DIPLAL MAROAM

Dans le monde des affaires, la négligence perpétuelle du facteur du risque constitue une des causes principales des échecs des entreprises pouvant même mener à la mise sous administration judiciaire voire même à une liquidation pure et simple, avec toutes les conséquences inimaginables que cela implique par rapport à l’emploi. Alors que les gros profits réalisés au temps des vaches grasses sont distribués sous forme de dividendes indécents aux actionnaires ou investis ailleurs, lors des crises dont l’émergence est pourtant totalement indépendante de la volonté de l’État, l’assistance de ce dernier est très souvent sollicitée par les entreprises pour se tirer d’affaire. La privatisation des gains et la socialisation des pertes sont malheureusement monnaie courante sous le système économique actuel. Or, le sort des employés directement liés aux entreprises repose essentiellement sur les épaules de leur administration ; ce sont uniquement les autres, indirectement affectés, qui tombent sous la responsabilité de l’État et qui sont donc concernés par les différents plans d’aide mis en place. Car c’est, en effet, envers les plus faibles que l’effort du gouvernement doit être canalisé et bien que Maurice soit désormais classée par la Banque mondiale dans la catégorie des pays aux revenus élevés, la pandémie de Covid-19 a mis en exergue l’existence de criantes inégalités, une des causes majeures de la dégradation et d’instabilité sociale.

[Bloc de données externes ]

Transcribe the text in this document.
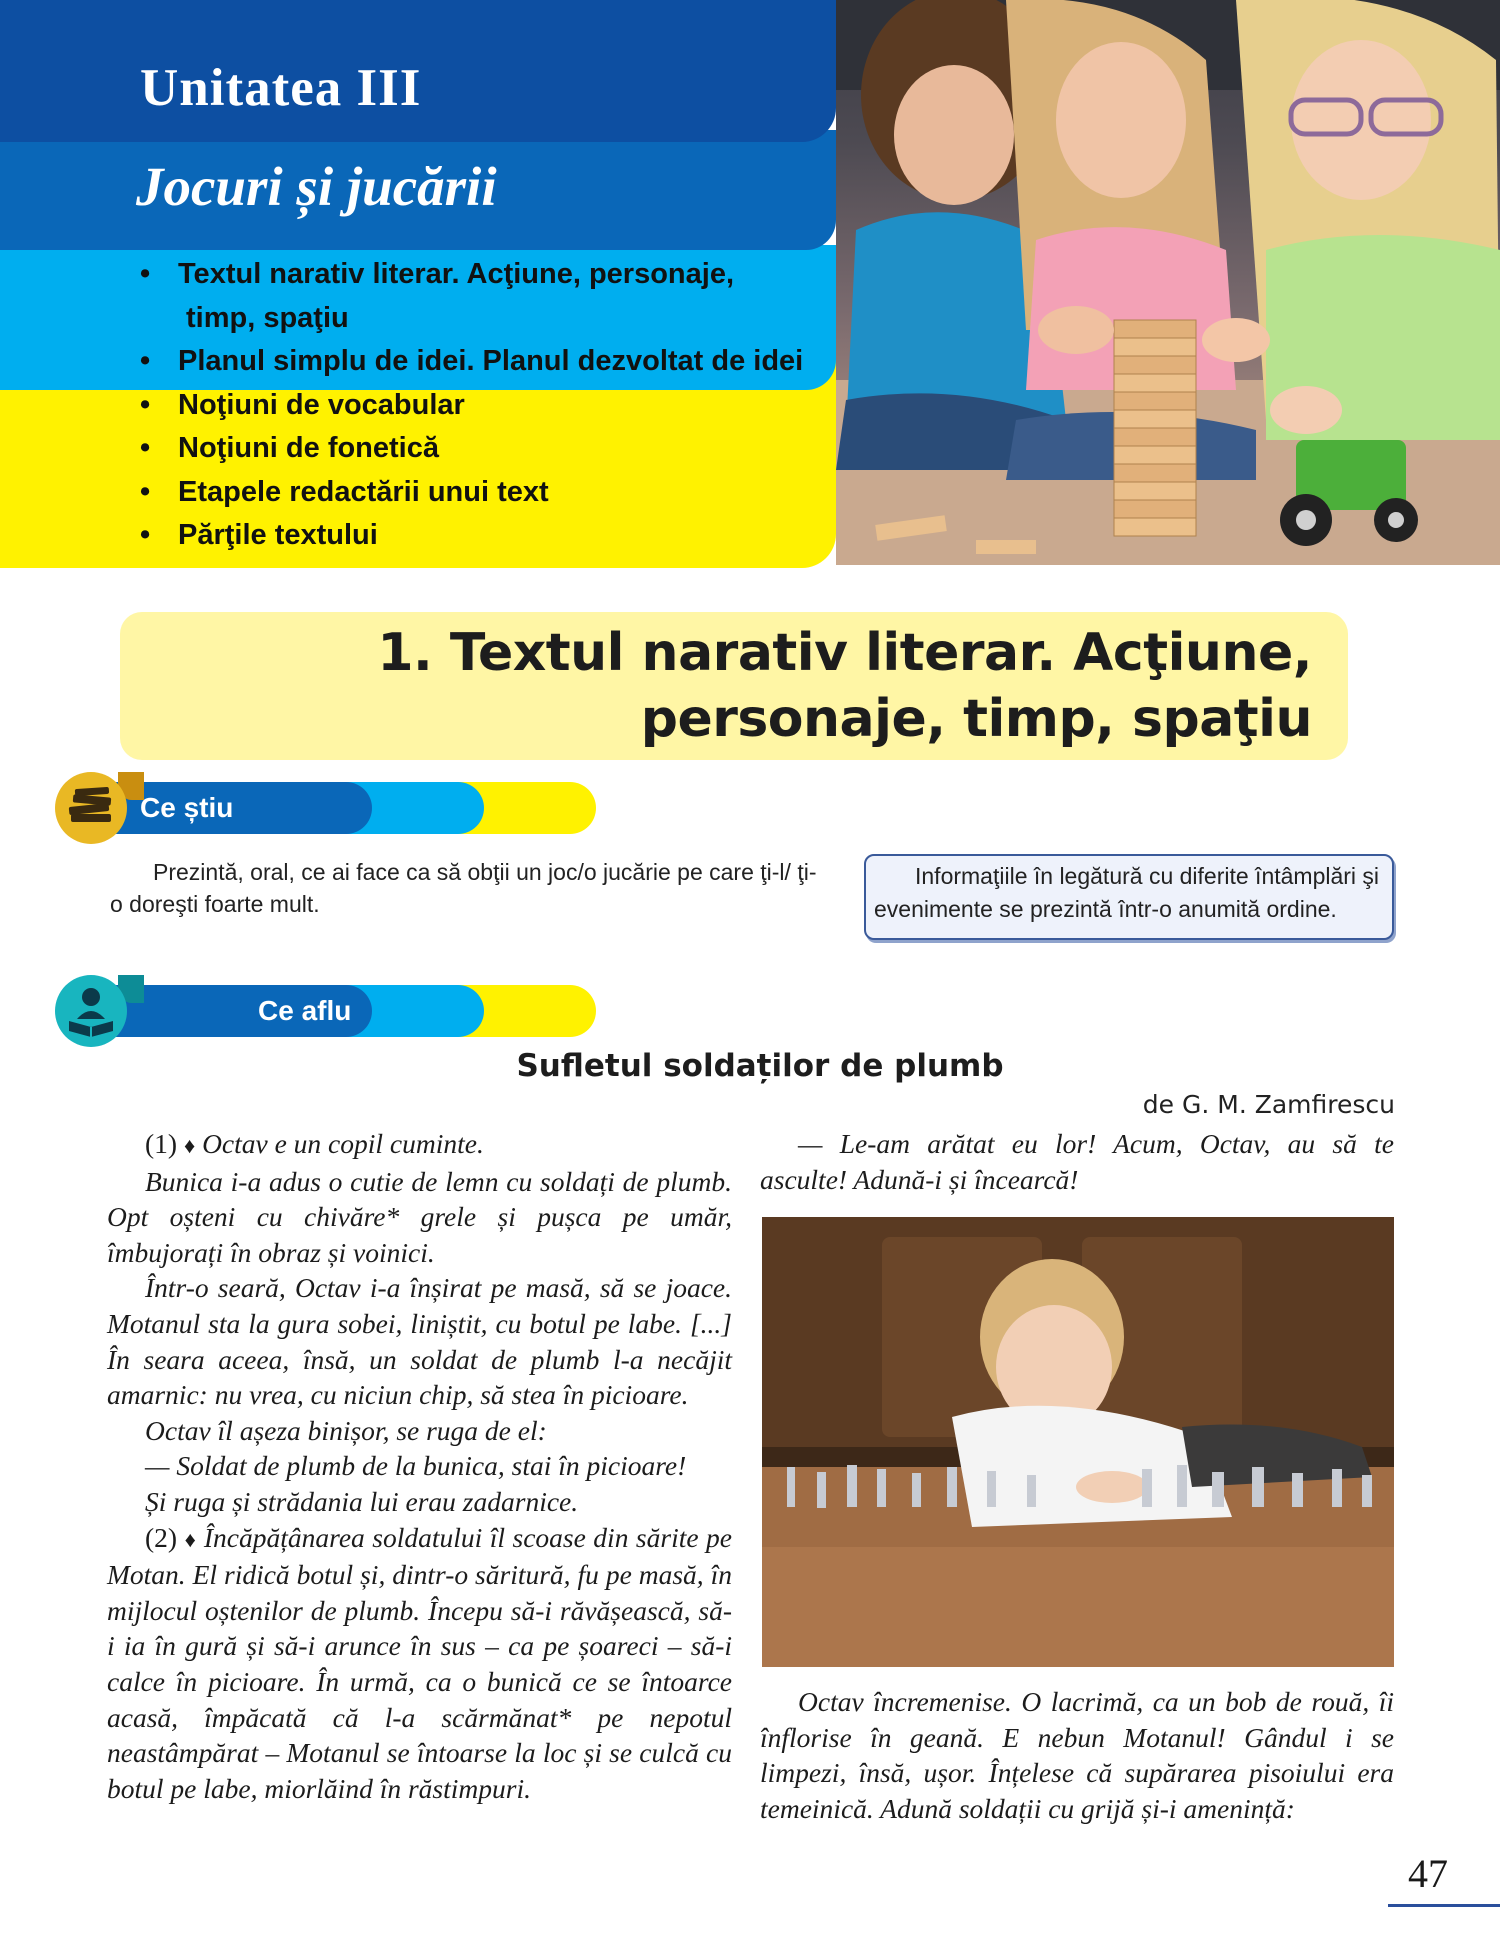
Unitatea III
Jocuri și jucării
• Textul narativ literar. Acţiune, personaje,
timp, spaţiu
• Planul simplu de idei. Planul dezvoltat de idei
• Noţiuni de vocabular
• Noţiuni de fonetică
• Etapele redactării unui text
• Părţile textului
1. Textul narativ literar. Acţiune,
personaje, timp, spaţiu
Ce știu
Prezintă, oral, ce ai face ca să obţii un joc/o jucărie pe care ţi-l/ ţi-o doreşti foarte mult.
Informaţiile în legătură cu diferite întâmplări şi evenimente se prezintă într-o anumită ordine.
Ce aflu
Sufletul soldaților de plumb
de G. M. Zamfirescu

(1) ♦ Octav e un copil cuminte.

Bunica i-a adus o cutie de lemn cu soldați de plumb. Opt oșteni cu chivăre* grele și pușca pe umăr, îmbujorați în obraz și voinici.

Într-o seară, Octav i-a înșirat pe masă, să se joace. Motanul sta la gura sobei, liniștit, cu botul pe labe. [...] În seara aceea, însă, un soldat de plumb l-a necăjit amarnic: nu vrea, cu niciun chip, să stea în picioare.

Octav îl așeza binișor, se ruga de el:

— Soldat de plumb de la bunica, stai în picioare!

Și ruga și strădania lui erau zadarnice.

(2) ♦ Încăpățânarea soldatului îl scoase din sărite pe Motan. El ridică botul și, dintr-o săritură, fu pe masă, în mijlocul oștenilor de plumb. Începu să-i răvășească, să-i ia în gură și să-i arunce în sus – ca pe șoareci – să-i calce în picioare. În urmă, ca o bunică ce se întoarce acasă, împăcată că l-a scărmănat* pe nepotul neastâmpărat – Motanul se întoarse la loc și se culcă cu botul pe labe, miorlăind în răstimpuri.

— Le-am arătat eu lor! Acum, Octav, au să te asculte! Adună-i și încearcă!

Octav încremenise. O lacrimă, ca un bob de rouă, îi înflorise în geană. E nebun Motanul! Gândul i se limpezi, însă, ușor. Înțelese că supărarea pisoiului era temeinică. Adună soldații cu grijă și-i amenință:

47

Le dernier rapport de la Conférence des Nations unies sur le Commerce et le Développement (CNUCED) publié au début de ce mois indique que Maurice se trouve dans le peloton de tête des pays les plus touchés sur le plan économique dans le monde, pays qui sont, toujours selon le rapport, les plus dépendants du secteur du tourisme. D’ailleurs, l’UN World Tourism Organisation estime que les arrivées touristiques dans un secteur qui compte 330 millions d’emplois, représentant 1 emploi sur 10 au niveau global en 2019, pourraient connaître une contraction d’environ un milliard cette année. Ainsi, à Maurice, une dépendance accrue – environ 25% de notre PIB – sur un secteur aussi fragile que précaire, qui pourrait être affecté par le moindre incident externe d’ordre économique comme une récession persistante; sanitaire comme une épidémie ou pandémie; sécuritaire comme un acte terroriste, ne peut relever que d’un manque total de vision et de perception du champ global de développement.

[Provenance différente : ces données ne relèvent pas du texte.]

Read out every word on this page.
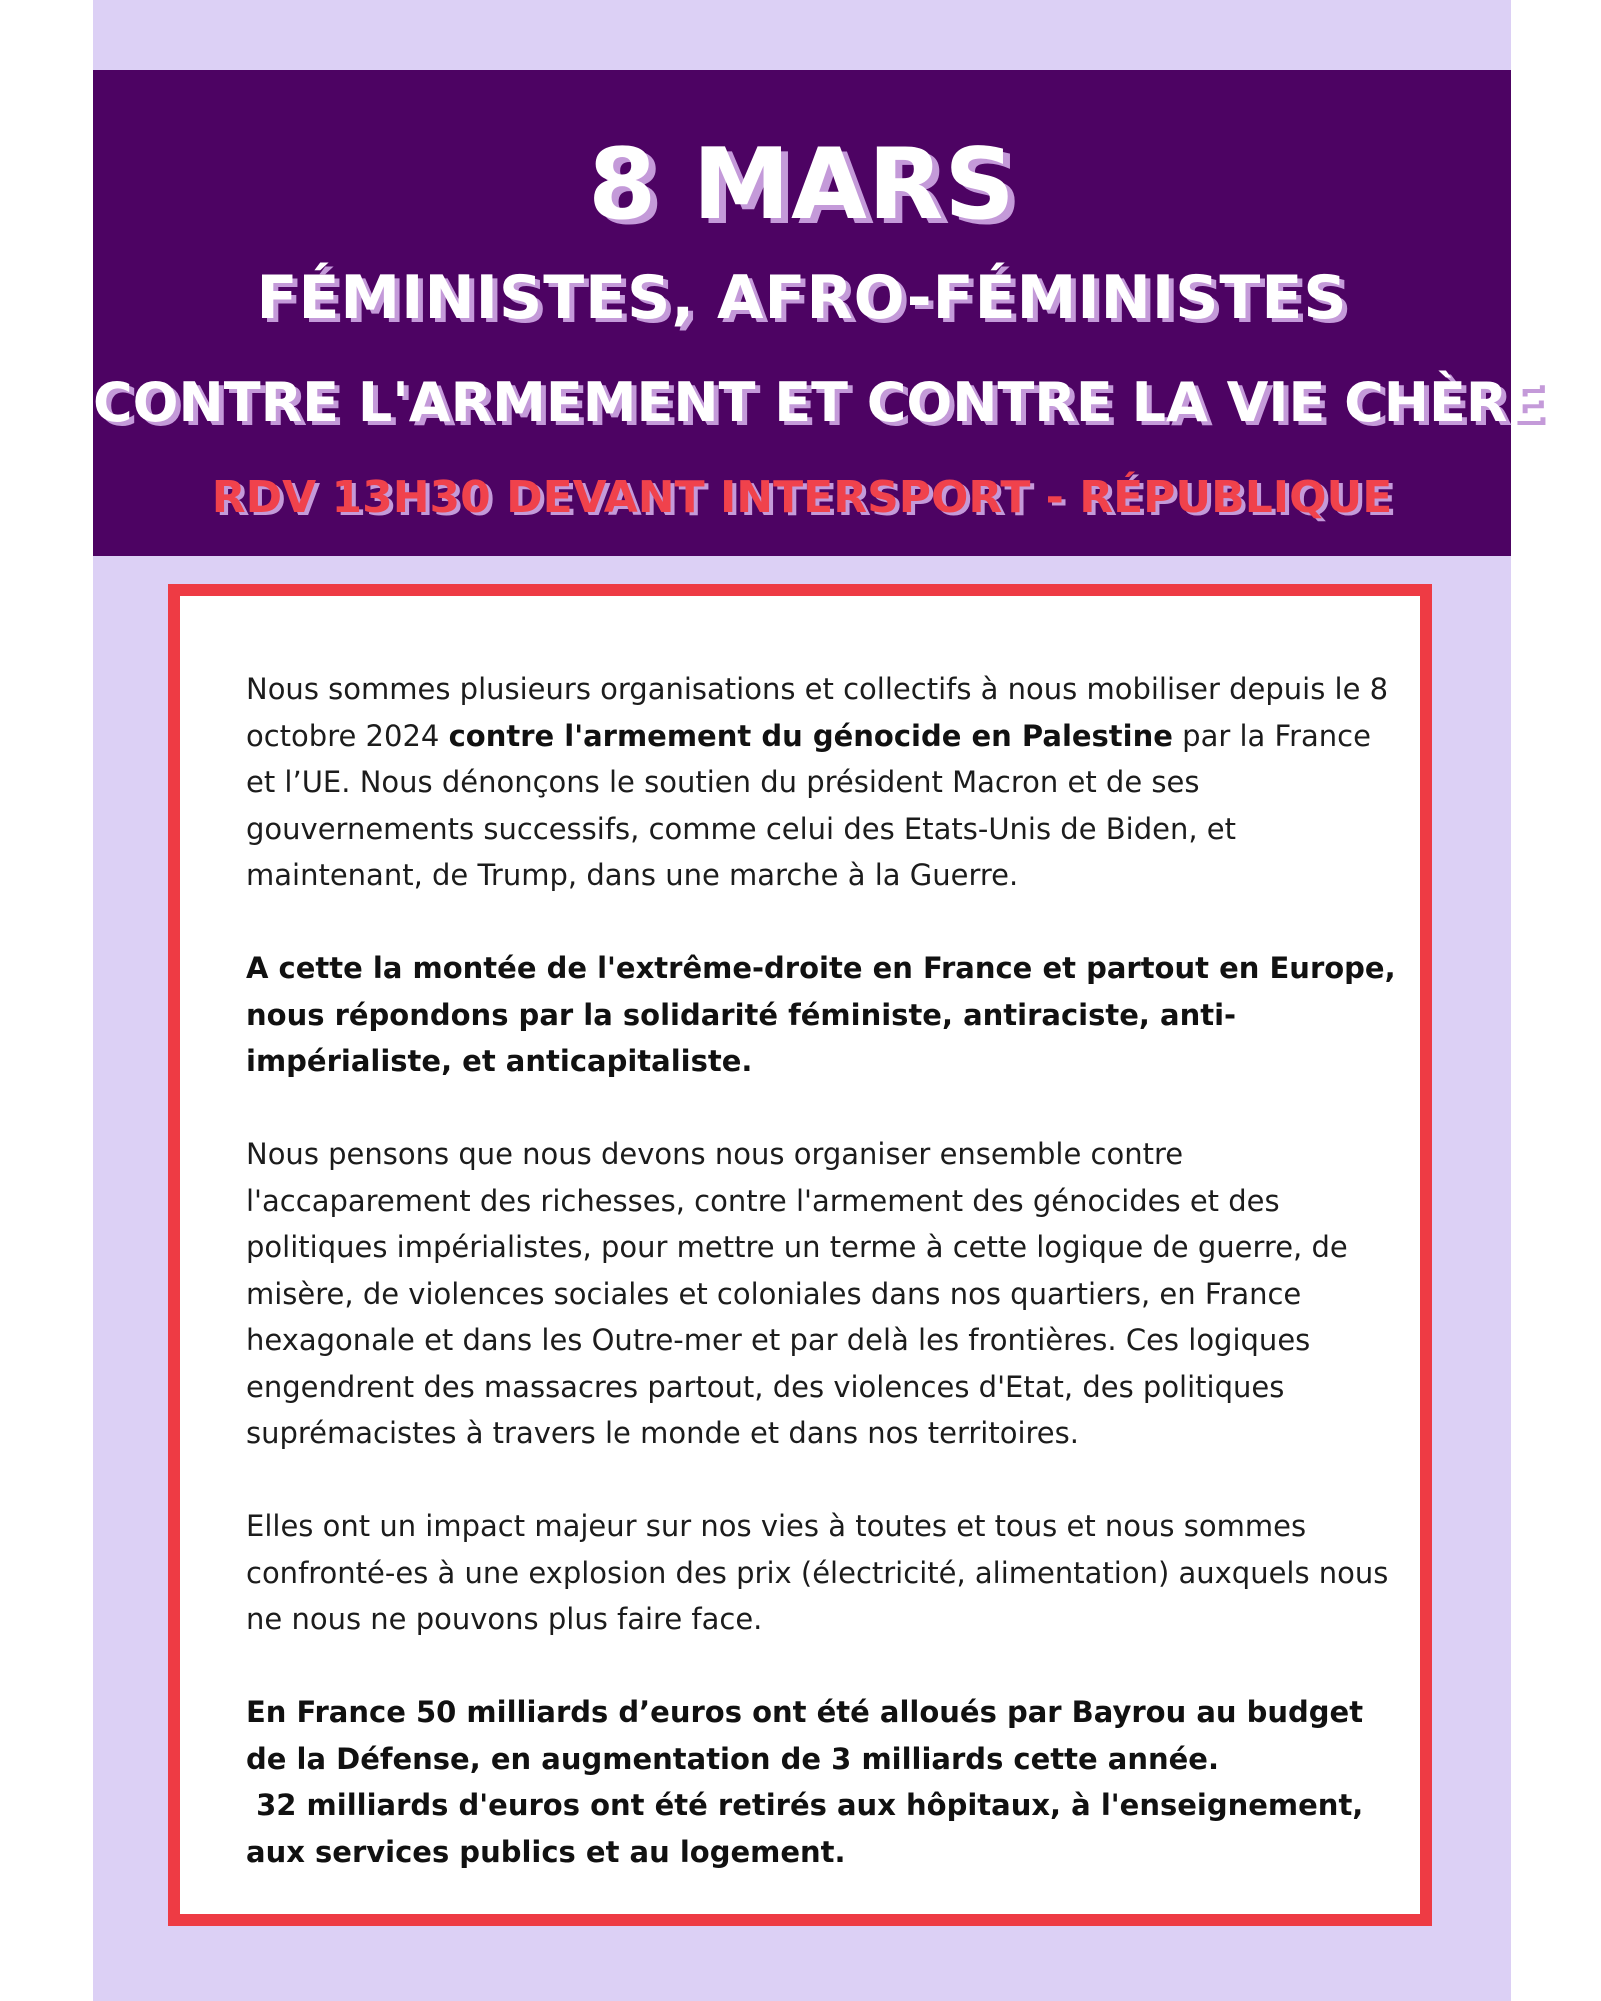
8 MARS
FÉMINISTES, AFRO-FÉMINISTES
CONTRE L'ARMEMENT ET CONTRE LA VIE CHÈRE
RDV 13H30 DEVANT INTERSPORT - RÉPUBLIQUE

Nous sommes plusieurs organisations et collectifs à nous mobiliser depuis le 8 octobre 2024 contre l'armement du génocide en Palestine par la France et l’UE. Nous dénonçons le soutien du président Macron et de ses gouvernements successifs, comme celui des Etats-Unis de Biden, et maintenant, de Trump, dans une marche à la Guerre.

A cette la montée de l'extrême-droite en France et partout en Europe, nous répondons par la solidarité féministe, antiraciste, anti-impérialiste, et anticapitaliste.

Nous pensons que nous devons nous organiser ensemble contre l'accaparement des richesses, contre l'armement des génocides et des politiques impérialistes, pour mettre un terme à cette logique de guerre, de misère, de violences sociales et coloniales dans nos quartiers, en France hexagonale et dans les Outre-mer et par delà les frontières. Ces logiques engendrent des massacres partout, des violences d'Etat, des politiques suprémacistes à travers le monde et dans nos territoires.

Elles ont un impact majeur sur nos vies à toutes et tous et nous sommes confronté-es à une explosion des prix (électricité, alimentation) auxquels nous ne nous ne pouvons plus faire face.

En France 50 milliards d’euros ont été alloués par Bayrou au budget de la Défense, en augmentation de 3 milliards cette année.
32 milliards d'euros ont été retirés aux hôpitaux, à l'enseignement, aux services publics et au logement.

Aujourd’hui, la Covid-19 Support Programme vient à la rescousse de grands groupes hôteliers à coups de dizaines de milliards de roupies, ce accompagné des exemptions faramineuses concernant, entre autres, le paiement des baux des State Lands ou encore le renouvellement de toute une gamme de licences. Mais prenant en compte que les mêmes causes produisent toujours les mêmes effets, particulièrement dans le contexte de la dégradation alarmante de l’environnement et du changement climatique, le souhait à un retour à la normale dans ce secteur comme si de rien n’était ne peut être exprimé que par ceux ayant toujours en ligne de mire l’intérêt pécuniaire uniquement et rien d’autre. Même le directeur général de l’OMS reconnaît que « le monde ne peut revenir à l’ancienne normalité dans un avenir prévisible ». Une nouvelle structure pour notre tourisme doit être envisagée comme tel est d’ailleurs actuellement le cas pour l’aviation civile, deux secteurs intimement interdépendants. Le “rebranding” de notre destination requiert une approche holistique à travers la participation de toutes les parties concernées avec plus d’accent sur l’aspect écologique et le développement durable, car le secteur constitue un des plus gros consommateurs de ressources de toutes sortes, et également un gros émetteur de déchets de toutes sortes.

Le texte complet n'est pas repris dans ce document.